It's another busy week. Mrs Walles has a birthday approaching and we're getting ready for a well-deserved (on her part, at least) break away to Long Island and New York City. I've just spent the morning creating a birthday cake from a recipe on the inside of a chocolate bar wrapper. I'm not usually one to make use of the recipes on the side of the box, but as you'll see this one is worth making an exception for.
It's called a German chocolate cake. I'd love to be able to make one of those witty remarks about it being neither German, nor chocolate, nor a cake, but I can't as it is undoubtedly chocolate and a cake, and indeed a chocolate cake. But it isn't a German chocolate cake, as I (and I suspect many, even most Americans) assumed. It's not a German chocolate cake either, if you see what I mean, inasmuch as it is not made from chocolate from Germany. What it is made from is German's chocolate, German being the name of an American chocolate maker (and just to be clear, he made German's chocolate, not American chocolate - though it was undoubtedly chocolate from America). It originated in the nineteenth century with a company called Baker's (who confusingly make chocolate, not baked goods - although possibly they made the chocolate for bakers?). It's not chocolate from Germany, is the point, it's chocolate from America, quite sweet but bitter too.

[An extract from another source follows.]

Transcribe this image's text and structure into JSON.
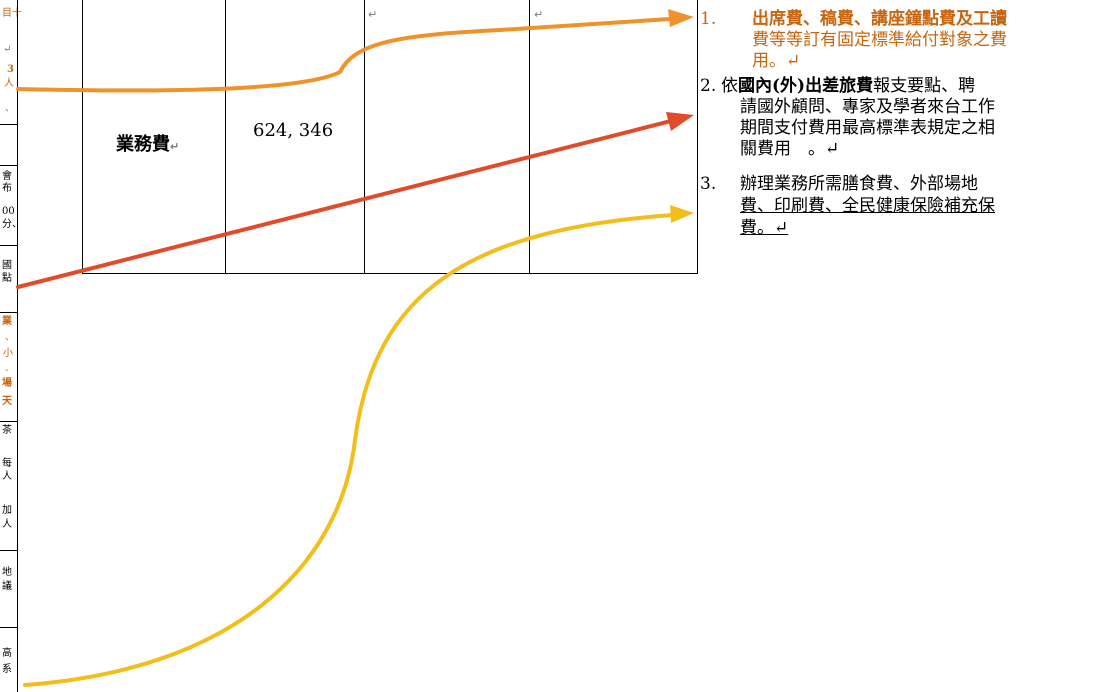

I've now written chocolate so many times that it's starting to do that thing repeated words do where they suddenly seem like they're spelled wrong.
I had downloaded a recipe for the cake from the web but once I got into the supermarket I found that the original German's chocolate is still for sale and it comes with the recipe (which was sent in by a Texas housewife in the fifties, according to Wikipedia) right in the packet, so I thought why not go straight to the horse's mouth and used that one instead.
The reason I'm going to all this trouble, and risking my ability to ever spell chocolate correctly again, is that Mrs Walles is very partial to the stuff. Not so much to the cake, mind you (which is where all the chocolate is), but to the frosting, which I've just made. It includes pecans, coconut, evaporated milk, eggs and lots and lots of butter and sugar and I can attest to its deliciousness.
It's a classic cake in America but I've never had any or even seen one in the flesh, so it was rather interesting to follow the recipe along and see what emerged. I'm very happy with the result so far. I just hope Mrs Walles is, too!
I've never heard of that, but the frosting sounds divine. I think we need to import it into Canada.